Analyses of variance were performed to test the effect of the LEPR genotype (i.e., SNP oar3_OAR1_40,857,869) on BR phenotypes using the MIXED procedure of SAS (version 9.4; SAS Institute Inc., Cary, NC, USA). The dependent variables were phenotypes used in GWAS for BR and BRD at each physiological stage, as described above. The three possible LEPR genotypes were fitted as a fixed explanatory variable and a significance threshold of p < 0.05 was selected. The Varcomp procedure of SAS was used to fit the genotype effect as random and to estimate the proportion of variance explained by the genotype. The animal was included as a random effect in both the Mixed and Varcomp models.

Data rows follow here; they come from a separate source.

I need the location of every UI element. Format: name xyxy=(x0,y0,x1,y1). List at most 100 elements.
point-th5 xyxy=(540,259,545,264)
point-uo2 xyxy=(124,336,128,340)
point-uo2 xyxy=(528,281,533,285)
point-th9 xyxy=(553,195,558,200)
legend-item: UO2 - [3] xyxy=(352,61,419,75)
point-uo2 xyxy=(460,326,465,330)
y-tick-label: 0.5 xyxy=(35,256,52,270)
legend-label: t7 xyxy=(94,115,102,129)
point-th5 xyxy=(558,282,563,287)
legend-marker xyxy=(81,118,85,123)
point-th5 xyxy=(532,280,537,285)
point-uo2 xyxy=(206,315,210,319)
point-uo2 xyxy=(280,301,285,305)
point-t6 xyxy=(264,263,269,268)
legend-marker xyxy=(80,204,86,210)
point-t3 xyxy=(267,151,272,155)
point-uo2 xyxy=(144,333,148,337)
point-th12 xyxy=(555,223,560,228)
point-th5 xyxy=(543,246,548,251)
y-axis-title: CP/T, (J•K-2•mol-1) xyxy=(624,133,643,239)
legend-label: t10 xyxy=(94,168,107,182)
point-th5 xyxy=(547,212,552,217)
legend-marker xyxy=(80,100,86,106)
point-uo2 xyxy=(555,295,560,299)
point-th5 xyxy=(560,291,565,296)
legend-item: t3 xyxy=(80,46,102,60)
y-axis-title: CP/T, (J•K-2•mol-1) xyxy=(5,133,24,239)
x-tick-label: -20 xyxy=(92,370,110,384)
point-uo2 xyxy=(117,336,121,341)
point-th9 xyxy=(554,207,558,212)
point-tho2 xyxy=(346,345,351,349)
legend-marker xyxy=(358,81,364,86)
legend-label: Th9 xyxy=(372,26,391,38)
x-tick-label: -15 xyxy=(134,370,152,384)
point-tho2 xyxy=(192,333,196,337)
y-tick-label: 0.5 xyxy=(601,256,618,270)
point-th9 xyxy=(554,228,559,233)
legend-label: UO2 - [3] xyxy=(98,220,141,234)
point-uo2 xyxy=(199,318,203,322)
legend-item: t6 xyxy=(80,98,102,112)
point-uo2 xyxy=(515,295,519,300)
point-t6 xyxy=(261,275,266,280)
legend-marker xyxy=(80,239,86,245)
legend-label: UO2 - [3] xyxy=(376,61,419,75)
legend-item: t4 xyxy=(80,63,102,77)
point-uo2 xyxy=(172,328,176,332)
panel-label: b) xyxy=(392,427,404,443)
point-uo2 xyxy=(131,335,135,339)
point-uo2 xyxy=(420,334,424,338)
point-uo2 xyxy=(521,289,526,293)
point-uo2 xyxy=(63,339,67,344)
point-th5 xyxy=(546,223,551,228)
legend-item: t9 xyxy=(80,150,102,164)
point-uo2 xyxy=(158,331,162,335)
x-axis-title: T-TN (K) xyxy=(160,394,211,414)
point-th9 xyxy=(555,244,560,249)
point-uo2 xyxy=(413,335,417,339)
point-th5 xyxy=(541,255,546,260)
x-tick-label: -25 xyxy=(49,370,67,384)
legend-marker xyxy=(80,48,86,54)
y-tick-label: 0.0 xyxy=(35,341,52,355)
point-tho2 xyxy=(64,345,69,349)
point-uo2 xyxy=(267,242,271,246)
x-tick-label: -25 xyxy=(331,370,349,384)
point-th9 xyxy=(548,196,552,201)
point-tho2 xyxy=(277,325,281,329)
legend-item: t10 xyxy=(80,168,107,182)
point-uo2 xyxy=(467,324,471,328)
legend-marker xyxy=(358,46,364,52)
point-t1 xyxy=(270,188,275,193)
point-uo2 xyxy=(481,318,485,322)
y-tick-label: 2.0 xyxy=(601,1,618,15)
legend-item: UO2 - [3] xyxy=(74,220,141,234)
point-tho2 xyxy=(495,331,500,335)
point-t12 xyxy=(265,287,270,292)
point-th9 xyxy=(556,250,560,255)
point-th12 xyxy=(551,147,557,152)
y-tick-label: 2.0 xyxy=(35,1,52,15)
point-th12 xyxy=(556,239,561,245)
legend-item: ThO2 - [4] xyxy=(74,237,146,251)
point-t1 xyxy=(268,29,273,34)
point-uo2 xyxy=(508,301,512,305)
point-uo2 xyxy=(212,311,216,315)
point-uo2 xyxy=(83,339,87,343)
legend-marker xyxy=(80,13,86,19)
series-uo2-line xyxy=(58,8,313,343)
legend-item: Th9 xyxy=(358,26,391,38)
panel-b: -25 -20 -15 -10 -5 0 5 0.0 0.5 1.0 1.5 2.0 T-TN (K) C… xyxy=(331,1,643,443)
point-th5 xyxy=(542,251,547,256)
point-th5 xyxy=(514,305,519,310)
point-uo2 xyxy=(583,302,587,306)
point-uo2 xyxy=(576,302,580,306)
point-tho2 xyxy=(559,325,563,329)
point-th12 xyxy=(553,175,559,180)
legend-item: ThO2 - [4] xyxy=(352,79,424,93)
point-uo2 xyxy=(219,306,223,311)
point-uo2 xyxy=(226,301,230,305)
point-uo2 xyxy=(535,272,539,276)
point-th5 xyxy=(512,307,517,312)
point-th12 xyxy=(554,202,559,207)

The effects of the LEPR genotype on BW, BF and BM were independently analyzed at each physiological stage with a linear mixed model using the mixed procedure of SAS. The LEPR genotype was included as a fixed effect, whereas the animal was treated as a random effect. Appropriate following fixed effects, parity, litter size class, age at first lambing and year of measurement, were also including in mixed models depending on the trait analyzed.